Decision to approve 67-turbine Stronelairg Wind Farm 'defective'
A judge at the Court of Session has said the Scottish government's decision to approve a 67-turbine wind farm near Fort Augustus was "defective".
Following a judicial review, Lord Jones said ministers reached their decision on SSE's Stronelairg project "in breach of environmental obligations".
Landscape charity the John Muir Trust sought the review after the wind farm was given planning consent last year.
The trust said the turbines would "destroy the character" of wild land.
Stuart Brooks, the John Muir Trust's chief executive, said the charity was "delighted" with the review's result. The Mountaineering Council of Scotland and National Trust for Scotland have also welcomed the judicial review.
The government said ministers were considering the terms of the judgement "with a view to appealing".
SSE said it was "disappointed".
The court heard that Scottish Natural Heritage had objected in principle to the wind farm's proposed site.
Lord Jones said: "If the ministers did take into consideration SNH's objection in principle to any wind farm development at Stronelairg, they have given no reason for rejecting it, and the decision is defective on that account."
The public was also denied an opportunity to comment on a revised planning application for the proposed wind farm, the judge said.
He said the government's decision to give consent should be set aside.
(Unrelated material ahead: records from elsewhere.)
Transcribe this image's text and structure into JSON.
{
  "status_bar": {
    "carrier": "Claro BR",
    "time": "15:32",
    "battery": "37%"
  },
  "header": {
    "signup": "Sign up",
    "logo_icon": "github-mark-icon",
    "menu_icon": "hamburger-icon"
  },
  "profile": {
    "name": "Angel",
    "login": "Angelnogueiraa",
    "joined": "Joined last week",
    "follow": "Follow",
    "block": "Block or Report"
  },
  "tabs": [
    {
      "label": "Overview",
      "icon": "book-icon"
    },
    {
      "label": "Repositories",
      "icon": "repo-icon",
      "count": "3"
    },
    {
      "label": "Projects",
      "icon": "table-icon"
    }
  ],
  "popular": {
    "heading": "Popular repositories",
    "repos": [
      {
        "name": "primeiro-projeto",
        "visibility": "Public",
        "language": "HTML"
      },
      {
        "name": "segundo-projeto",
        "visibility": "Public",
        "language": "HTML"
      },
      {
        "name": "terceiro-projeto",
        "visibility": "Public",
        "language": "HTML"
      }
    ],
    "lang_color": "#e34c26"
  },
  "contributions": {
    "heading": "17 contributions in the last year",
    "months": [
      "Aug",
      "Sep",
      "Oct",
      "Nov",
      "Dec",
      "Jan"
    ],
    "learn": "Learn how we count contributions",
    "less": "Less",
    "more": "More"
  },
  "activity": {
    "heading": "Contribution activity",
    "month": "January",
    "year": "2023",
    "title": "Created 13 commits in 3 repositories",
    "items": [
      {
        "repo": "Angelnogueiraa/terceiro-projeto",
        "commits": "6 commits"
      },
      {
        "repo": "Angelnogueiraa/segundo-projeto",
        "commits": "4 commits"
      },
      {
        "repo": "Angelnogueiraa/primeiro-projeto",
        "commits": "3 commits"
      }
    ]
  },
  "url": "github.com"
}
Energy Minister Fergus Ewing granted permission for SSE Renewables' project in July last year.
It was said at that time the wind farm could generate enough electricity to power 114,000 homes.
The operators also said it would bring £30m-worth of benefits to the region.
However, the John Muir Trust said the development would "destroy the character" of an area of wild land in the Monadhliath Mountains.
It lodged a petition to the Court of Session asking for a judicial review of his decision.
SSE had sought permission for up to 83 turbines at Stronelairg near its Glendoe hydro electric scheme above Fort Augustus.
However, in April 2013, Highland councillors voted 11 to three in favour of raising no objection on the understanding the project was reduced to 67 turbines.
Following the judicial review, Mr Brooks said: "This is great news for all those who love Scotland's wild land and wish to see it protected.
"A financial appeal brought a tremendous level of support from over a thousand well-wishers, allowing the trust to proceed.
"Lord Jones has now decided the trust's court action was well-founded."
A government spokesperson said: "We have received the judgement of Lord Jones in relation to the petition lodged by the John Muir Trust for the judicial review of the Scottish ministers' decision to grant consent to construct and operate the Stronelairg wind farm, Garrogie Estate, Fort Augustus.
"Scottish ministers are considering the terms of the judgement carefully with a view to appealing."
A spokesperson for SSE said: "We are disappointed with the result of the judicial review of the consent decision for Stronelairg wind farm.
"We will now review the judgement in detail and consider our options accordingly."